Sound & Vibration
Earthquake control of resiliently mounted systems is an area of primary concern for acoustical and mechanical engineers. The Northridge, CA earthquake of January 17th, 1994, provided several valuable lessons regarding protection of these systems. The lessons learned from this earthquake are highlighted with actual site photographs that are useful and dramatic. The photographs are combined with several tables and illustrations that provide practical guidelines for future mechanical system installations.

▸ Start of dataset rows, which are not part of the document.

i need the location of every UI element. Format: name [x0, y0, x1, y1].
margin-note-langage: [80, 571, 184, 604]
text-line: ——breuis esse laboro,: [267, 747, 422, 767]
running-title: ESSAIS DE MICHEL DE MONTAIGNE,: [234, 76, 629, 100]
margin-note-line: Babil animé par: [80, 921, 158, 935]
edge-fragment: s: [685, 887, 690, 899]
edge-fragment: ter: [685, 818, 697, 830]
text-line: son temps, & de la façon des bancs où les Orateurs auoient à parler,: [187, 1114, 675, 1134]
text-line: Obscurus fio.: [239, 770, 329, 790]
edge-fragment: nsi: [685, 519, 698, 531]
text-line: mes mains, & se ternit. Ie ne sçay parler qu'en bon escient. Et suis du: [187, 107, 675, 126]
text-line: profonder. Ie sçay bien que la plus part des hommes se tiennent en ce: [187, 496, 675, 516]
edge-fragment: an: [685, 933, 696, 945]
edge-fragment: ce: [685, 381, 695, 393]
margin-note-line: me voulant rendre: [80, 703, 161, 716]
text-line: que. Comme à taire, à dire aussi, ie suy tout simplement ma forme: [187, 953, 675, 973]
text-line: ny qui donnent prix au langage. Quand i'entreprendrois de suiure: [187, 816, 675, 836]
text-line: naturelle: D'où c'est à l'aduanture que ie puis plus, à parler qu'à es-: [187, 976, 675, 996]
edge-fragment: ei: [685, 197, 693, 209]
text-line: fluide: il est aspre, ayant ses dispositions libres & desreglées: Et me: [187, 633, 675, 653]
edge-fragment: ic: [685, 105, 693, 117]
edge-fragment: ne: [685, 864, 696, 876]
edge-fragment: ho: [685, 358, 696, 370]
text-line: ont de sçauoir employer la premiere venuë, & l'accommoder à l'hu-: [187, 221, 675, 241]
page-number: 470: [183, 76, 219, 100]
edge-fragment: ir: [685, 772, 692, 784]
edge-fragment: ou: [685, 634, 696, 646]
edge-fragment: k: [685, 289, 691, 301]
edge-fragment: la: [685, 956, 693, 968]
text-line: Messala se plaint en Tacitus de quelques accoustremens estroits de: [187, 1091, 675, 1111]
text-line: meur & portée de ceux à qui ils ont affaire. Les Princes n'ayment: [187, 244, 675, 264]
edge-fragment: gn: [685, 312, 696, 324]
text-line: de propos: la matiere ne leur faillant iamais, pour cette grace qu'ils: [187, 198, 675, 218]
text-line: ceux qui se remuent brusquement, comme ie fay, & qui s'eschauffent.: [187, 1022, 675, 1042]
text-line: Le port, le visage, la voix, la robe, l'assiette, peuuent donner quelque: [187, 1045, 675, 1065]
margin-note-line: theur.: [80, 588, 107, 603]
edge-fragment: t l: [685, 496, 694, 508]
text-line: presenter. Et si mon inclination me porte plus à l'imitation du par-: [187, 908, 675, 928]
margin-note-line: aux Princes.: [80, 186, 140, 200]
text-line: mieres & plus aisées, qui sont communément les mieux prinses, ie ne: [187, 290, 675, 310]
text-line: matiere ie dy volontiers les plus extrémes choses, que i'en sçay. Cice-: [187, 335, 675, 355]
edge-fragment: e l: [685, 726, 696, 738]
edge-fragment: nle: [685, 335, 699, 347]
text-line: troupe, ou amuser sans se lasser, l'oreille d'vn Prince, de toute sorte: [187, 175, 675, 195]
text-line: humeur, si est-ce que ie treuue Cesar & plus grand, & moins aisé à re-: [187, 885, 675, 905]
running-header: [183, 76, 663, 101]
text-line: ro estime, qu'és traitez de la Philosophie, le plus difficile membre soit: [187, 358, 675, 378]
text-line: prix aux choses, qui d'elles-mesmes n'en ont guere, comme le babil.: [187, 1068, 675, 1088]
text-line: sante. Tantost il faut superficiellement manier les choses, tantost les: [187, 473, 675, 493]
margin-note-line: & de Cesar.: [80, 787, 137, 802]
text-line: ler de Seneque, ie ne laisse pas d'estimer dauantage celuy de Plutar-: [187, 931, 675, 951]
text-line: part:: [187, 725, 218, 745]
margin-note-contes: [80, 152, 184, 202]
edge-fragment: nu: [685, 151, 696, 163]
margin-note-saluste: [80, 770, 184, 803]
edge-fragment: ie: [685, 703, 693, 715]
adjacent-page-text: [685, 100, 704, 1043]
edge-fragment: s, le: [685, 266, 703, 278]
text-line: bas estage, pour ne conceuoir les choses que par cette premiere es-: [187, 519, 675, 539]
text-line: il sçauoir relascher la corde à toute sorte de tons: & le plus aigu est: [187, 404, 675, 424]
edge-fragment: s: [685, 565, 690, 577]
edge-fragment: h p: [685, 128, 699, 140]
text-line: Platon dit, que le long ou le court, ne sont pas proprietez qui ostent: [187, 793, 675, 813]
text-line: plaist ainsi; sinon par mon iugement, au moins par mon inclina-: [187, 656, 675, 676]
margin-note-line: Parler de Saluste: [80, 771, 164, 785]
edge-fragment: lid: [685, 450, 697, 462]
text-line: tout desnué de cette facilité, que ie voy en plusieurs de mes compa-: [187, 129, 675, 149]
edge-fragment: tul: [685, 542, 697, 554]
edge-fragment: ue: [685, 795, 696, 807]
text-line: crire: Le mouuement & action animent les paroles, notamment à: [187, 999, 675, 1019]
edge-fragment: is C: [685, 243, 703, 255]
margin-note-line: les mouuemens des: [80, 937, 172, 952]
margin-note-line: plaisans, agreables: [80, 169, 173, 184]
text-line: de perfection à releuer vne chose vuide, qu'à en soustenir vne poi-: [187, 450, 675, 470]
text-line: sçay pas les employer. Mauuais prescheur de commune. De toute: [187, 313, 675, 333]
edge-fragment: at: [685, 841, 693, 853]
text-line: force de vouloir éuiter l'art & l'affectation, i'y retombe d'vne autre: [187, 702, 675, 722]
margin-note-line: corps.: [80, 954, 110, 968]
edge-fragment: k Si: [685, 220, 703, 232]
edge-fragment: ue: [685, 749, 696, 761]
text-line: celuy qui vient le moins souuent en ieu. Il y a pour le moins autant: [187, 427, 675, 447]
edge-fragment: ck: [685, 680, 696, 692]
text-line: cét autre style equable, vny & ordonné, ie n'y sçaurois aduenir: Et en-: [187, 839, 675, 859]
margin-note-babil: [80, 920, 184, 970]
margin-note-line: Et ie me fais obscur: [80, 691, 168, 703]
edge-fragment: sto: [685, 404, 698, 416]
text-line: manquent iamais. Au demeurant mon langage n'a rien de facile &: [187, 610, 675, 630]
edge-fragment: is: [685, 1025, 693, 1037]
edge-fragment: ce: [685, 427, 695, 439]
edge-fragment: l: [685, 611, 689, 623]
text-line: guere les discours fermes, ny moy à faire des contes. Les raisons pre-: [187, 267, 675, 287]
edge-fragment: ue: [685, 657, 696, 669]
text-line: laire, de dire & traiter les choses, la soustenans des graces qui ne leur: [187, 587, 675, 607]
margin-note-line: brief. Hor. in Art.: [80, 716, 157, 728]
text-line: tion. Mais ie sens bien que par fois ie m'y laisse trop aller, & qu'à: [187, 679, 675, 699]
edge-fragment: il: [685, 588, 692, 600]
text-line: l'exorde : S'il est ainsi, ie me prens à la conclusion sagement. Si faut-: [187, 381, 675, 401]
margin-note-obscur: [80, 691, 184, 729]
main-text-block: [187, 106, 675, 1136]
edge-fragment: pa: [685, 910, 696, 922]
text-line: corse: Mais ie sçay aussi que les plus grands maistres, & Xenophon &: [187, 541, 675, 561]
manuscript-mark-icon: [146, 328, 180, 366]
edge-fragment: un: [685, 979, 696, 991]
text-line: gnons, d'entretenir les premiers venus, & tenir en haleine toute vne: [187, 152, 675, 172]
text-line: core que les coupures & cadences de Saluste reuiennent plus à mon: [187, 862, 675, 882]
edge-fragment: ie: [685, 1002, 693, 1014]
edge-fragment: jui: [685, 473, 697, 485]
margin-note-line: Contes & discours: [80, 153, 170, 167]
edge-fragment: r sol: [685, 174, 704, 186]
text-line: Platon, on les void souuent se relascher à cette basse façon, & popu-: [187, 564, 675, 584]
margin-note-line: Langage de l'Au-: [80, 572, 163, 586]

One function of an acoustician or a mechanical engineer is to decide what equipment requires vibration isolation, as well as what type of mountings and what static deflections to use. The picture gets more complicated, however, when this equipment also requires seismic protection. There is a conflict between what the acoustician or mechanical engineer is trying to accomplish and what the seismic engineer must accomplish. Although there is no question that an isolation system without any type of seismic device is superior acoustically, the engineer has to select the seismic systems to be used with his carefully planned vibration isolation system. Techniques that allow both disciplines to be somewhat satisfied have been developed based on information from the most recent earthquakes.
The earthquake of January 17th, 1994, (Northridge, CA earthquake) confirmed the lessons learned in the Loma Prieta earthquake of 1989, when properly designed and applied hardware protected mechanical sys tems from seismic shock. When the rules were not strictly followed, the result was often support failure. Figure 1 shows the overall map of the Los Angeles area, including the epicenter of the Northridge earthquake. Also indicated are some of the areas where the investigation teams studied the mechanical and electrical systems in modern structures. The examined systems cover a full gamut: non-isolated as well as isolated; mechanical and electrical; floor mounted and suspended systems. These systems showed dismal failures in some instances and no damage in others.